Lösungsfindung

Mittwoch, 10. April 2013

Ein unter Strafverfolgung stehender Minister sagte: „Einen Premierminister einzusperren für eine Sache, die viele Politiker tun, das ist ein großer Fehler.“ Transportminister Relu Fenechiu sagte es vor Journalisten. Die Nachfrage, was denn nun diese Sache gewesen sei, die von vielen Politikern getan werde, beantwortete er: „Er fand Lösungen zur Finanzierung seiner Wahlkampagne.“

Trotzdem: Nicht die Wahlkampffinanzierung war das Thema der staatsanwältlichen Untersuchung, die Adrian Năstase zwei Jahr Haft mit Vollzug einbrachte – obwohl selbst Fenechiu überhaupt keinen Zweifel an der Illegalität der „Lösung“ N²stases lässt. Der Fehler war für Fenechiu die Tatsache, dass N²stase dafür verurteilt wurde. Wie in der im Volksbewusstsein verwurzelten Gewissheit, dass man für einen „Dienst“ eines Angestellten dem „sein Recht“ zu geben hat.

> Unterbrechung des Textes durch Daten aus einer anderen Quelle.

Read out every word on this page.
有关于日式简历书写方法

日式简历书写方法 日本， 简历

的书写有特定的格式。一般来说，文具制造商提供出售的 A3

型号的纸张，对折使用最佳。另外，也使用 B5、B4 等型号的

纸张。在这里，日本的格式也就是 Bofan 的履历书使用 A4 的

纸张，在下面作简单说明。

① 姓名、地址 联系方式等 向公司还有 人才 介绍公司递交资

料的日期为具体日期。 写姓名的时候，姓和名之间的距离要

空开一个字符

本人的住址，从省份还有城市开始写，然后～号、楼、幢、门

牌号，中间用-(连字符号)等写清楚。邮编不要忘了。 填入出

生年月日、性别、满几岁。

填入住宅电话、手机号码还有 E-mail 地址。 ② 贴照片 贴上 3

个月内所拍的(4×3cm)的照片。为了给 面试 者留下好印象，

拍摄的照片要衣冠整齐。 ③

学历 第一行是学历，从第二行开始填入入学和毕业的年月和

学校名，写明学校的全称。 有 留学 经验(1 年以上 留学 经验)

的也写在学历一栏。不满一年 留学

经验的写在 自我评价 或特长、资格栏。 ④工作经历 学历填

Năstase hat also in den Augen eines PNL-Meinungsmachers „seine Sache gut gemacht“, denn er hat „Lösungen gefunden“. Ergo gehört zur Postenbeschreibung eines rumänischen Spitzenpolitikers die „Lösungsfindung“, und sei diese noch so illegal.

Das erklärt wohl auch die Kuriositäten bei den jüngsten PDL-Wahlen, wo Vasile Blaga und Elena Udrea sich einen gnadenlosen Krieg lieferten, während die Saubermacherin Monica Macovei samt ihrem besten Ruf nicht einmal die Stimmen Unentschlossener erhielt. Am treffendsten zusammengefasst hat dies der als ungebildet geltende Bukarester Stadtteilbürgermeister Mariean Vanghelie: „Die hat keine Verbindung zu dem, was in der realen Welt passiert“. So urteilt der gesunde Menschenverstand eines balkanischen Realpolitikers, der weiß, dass ein „guter Politiker“ hierzulande neben Trinkfestigkeit, derbem Humor  und einem dicken Fell auch byzantinische Schläue und Durchschlängelmeisterschaft beim Umschiffen der Gesetze zeigen muss. „Ich habe die paar Sympathisanten, die am Ende des Tages uns entgegenkamen und uns versicherten, dass sie uns Reformer gewählt haben, wütend angefahren“, schreibt Sever Voinescu, der Macovei nahesteht, auf seinem blog. „Ich glaube ihnen nicht.“ Sympathieträger wie Macovei, Voinescu, Papahagi sind unwählbar in der rumänischen Realpolitik. Sie sind keine „Lösungsfinder“. Delegierte eines Parteikongresses sind selber Lösungsfinder. Sie wissen, wie die Gesetze zur Parteienfinanzierung umschlängelt werden.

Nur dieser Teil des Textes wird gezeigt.